Quiet: The Power of Introverts in a World That Can’t Stop Talking Audiobook
Quiet: The Power of Introverts in a World That Can’t Stop Talking Audiobook
- Kathe Mazur
- Random House (Audio)
- 2012-01-24
- 10 h 30 min
Summary:
At least one-third of the people we know are introverts. They will be the types who prefer listening to speaking, reading to partying; who innovate and create but dislike self-promotion; who favor working on their very own over brainstorming in groups. Although they are often labeled ‘calm,’ it really is to introverts that we owe lots of the great contributions to society–from truck Gogh’s sunflowers to the invention of the personal computer.

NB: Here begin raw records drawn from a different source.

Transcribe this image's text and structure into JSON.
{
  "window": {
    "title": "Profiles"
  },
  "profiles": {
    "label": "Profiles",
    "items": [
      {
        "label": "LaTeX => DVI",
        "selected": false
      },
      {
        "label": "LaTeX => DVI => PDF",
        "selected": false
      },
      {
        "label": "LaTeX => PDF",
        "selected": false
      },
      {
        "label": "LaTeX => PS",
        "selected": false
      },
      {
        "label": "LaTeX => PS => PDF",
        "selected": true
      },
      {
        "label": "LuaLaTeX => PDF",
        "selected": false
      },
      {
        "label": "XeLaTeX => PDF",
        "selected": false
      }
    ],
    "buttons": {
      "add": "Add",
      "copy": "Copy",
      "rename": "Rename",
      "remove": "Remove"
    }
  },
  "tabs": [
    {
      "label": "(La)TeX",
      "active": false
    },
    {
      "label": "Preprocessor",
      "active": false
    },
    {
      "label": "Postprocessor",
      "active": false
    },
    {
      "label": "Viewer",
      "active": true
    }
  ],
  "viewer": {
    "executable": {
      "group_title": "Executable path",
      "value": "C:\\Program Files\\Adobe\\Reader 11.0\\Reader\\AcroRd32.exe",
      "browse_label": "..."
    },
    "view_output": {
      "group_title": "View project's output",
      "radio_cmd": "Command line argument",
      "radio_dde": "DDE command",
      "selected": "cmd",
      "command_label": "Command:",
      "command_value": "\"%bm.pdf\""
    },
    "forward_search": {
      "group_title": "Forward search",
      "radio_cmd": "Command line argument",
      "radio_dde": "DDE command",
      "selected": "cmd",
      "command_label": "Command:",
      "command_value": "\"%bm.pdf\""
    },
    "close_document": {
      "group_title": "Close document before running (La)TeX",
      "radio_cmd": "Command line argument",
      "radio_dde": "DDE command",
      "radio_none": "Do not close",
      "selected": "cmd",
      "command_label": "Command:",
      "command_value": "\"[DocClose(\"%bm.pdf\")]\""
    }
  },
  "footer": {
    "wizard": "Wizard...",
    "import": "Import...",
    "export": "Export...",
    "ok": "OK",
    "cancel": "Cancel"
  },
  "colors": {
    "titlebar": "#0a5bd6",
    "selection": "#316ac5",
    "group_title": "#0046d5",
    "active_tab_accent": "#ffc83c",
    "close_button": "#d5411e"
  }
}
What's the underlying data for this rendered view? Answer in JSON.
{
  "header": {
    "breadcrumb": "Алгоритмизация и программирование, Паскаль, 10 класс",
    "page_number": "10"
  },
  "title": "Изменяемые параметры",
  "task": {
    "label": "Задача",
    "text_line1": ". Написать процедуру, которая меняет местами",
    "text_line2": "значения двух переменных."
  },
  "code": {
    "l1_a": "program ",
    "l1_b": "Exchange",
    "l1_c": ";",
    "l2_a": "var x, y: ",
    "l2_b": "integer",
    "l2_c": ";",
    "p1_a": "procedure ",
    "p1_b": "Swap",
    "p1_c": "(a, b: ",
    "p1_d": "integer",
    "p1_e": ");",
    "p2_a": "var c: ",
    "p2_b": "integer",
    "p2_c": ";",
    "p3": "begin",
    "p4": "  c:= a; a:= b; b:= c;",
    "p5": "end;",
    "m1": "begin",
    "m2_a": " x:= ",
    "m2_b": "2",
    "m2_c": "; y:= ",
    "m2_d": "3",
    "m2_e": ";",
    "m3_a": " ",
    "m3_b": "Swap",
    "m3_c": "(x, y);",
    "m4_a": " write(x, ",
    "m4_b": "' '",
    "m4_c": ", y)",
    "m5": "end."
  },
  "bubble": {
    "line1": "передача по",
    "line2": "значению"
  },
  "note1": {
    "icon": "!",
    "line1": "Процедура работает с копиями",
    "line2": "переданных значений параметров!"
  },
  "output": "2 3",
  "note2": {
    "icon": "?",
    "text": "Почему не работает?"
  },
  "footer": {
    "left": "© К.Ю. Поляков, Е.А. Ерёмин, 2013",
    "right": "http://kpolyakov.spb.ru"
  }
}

Passionately argued, impressively researched, and filled up with about Quiet: THE ENERGY of Introverts in a World That Can’t Stop Talking indelible stories of real people, Quiet shows how dramatically we undervalue introverts, and how much we lose in doing this. Taking the audience on a journey from Dale Carnegie’s birthplace to Harvard Business School, from a Tony Robbins seminar for an evangelical megachurch, Susan Cain charts the rise of the Extrovert Ideal in the twentieth hundred years and explores its far-reaching effects. She foretells Asian-American college students who experience alienated from your brash, backslapping atmosphere of American colleges. She questions the dominant ideals of American business culture, where forced cooperation can stand in the way of innovation, and where the command potential of introverts is often forgotten. And she draws on cutting-edge analysis in psychology and neuroscience to uncover the surprising variations between extroverts and introverts.
Perhaps most inspiring, she introduces us to successful introverts–from a witty, high-octane presenter who recharges in solitude after his talks, to a record-breaking salesman who quietly taps into the power of questions. Finally, she presents invaluable information on from how to better negotiate distinctions in introvert-extrovert human relationships to how exactly to empower an introverted child to when it makes sense to be a ‘pretend extrovert.’
This extraordinary book gets the capacity to permanently change how we see introverts and, equally important, how introverts see themselves.